Cunninghamia lanceolata is native to China and was introduced to the United States as an ornamental in the early 1800's.
CulturePrefers a site protected from wind and moist, acid, well-drained soil. Chinafir constantly produces suckers which can be periodically removed to maintain a neat appearance. Light: Part shade to sun. Moisture: Evenly moist. Hardiness: USDA Zones 7 - 9. Propagation: By cuttings in fall; a rooting hormone helps. Cuttings will grow into trees whose configuration depends on the branch from which they were taken. Cuttings from lateral branches produce wide trees with a round crown while cuttings of vertical shoots grow into the more narrow cone shape typical of the species. China fir is also propagated by seed.

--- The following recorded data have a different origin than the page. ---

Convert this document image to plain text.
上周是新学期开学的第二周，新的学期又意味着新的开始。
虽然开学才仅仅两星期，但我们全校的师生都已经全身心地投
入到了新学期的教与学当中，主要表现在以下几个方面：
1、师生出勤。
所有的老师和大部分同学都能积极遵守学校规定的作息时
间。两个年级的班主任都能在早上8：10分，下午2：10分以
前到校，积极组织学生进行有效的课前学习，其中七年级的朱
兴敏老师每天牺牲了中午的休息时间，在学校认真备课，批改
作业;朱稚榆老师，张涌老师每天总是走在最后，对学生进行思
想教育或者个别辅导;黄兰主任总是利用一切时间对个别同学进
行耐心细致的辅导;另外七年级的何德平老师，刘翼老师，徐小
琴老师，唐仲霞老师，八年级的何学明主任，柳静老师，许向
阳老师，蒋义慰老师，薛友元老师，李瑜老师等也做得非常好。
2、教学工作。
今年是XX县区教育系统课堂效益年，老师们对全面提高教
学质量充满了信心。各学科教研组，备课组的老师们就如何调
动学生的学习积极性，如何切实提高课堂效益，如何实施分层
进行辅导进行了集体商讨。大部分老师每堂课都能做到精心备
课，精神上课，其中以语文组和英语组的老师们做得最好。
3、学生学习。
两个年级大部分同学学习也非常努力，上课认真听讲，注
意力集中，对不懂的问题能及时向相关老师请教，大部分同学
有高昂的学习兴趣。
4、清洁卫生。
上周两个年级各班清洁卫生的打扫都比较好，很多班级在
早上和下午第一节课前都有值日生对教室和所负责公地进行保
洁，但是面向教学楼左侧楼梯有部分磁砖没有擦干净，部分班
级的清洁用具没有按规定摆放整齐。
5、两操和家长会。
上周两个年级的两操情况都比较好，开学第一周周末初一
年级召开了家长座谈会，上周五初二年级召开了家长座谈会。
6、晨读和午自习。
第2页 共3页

A clever designer can do remarkable things with this unique tree, but it takes imagination! As an anchor plant in a grouping of varying foliage color and texture, a young Chinafir is lovely. As a freestanding specimen, it can be a horticultural oddity or conversation piece, like the monkey puzzle tree (Araucaria araucana) in warmer areas. In its native habitat in China, the wood is widely used for construction of houses and shipbuilding, cabinet making and coffins.
Chinafir presents unique shape and appearance in the landscape. The bright blue foliage of variety 'Glauca' is especially appealing. This tree is fast growing, drought tolerant and able to succeed on light sandy soils. The Chinafir can quickly add "bulk" to a new landscape and provide a handsome background for flowering trees and shrubs.
Chinafir is not recommended for areas prone to wildfires as the dead needles accumulate and are very flammable.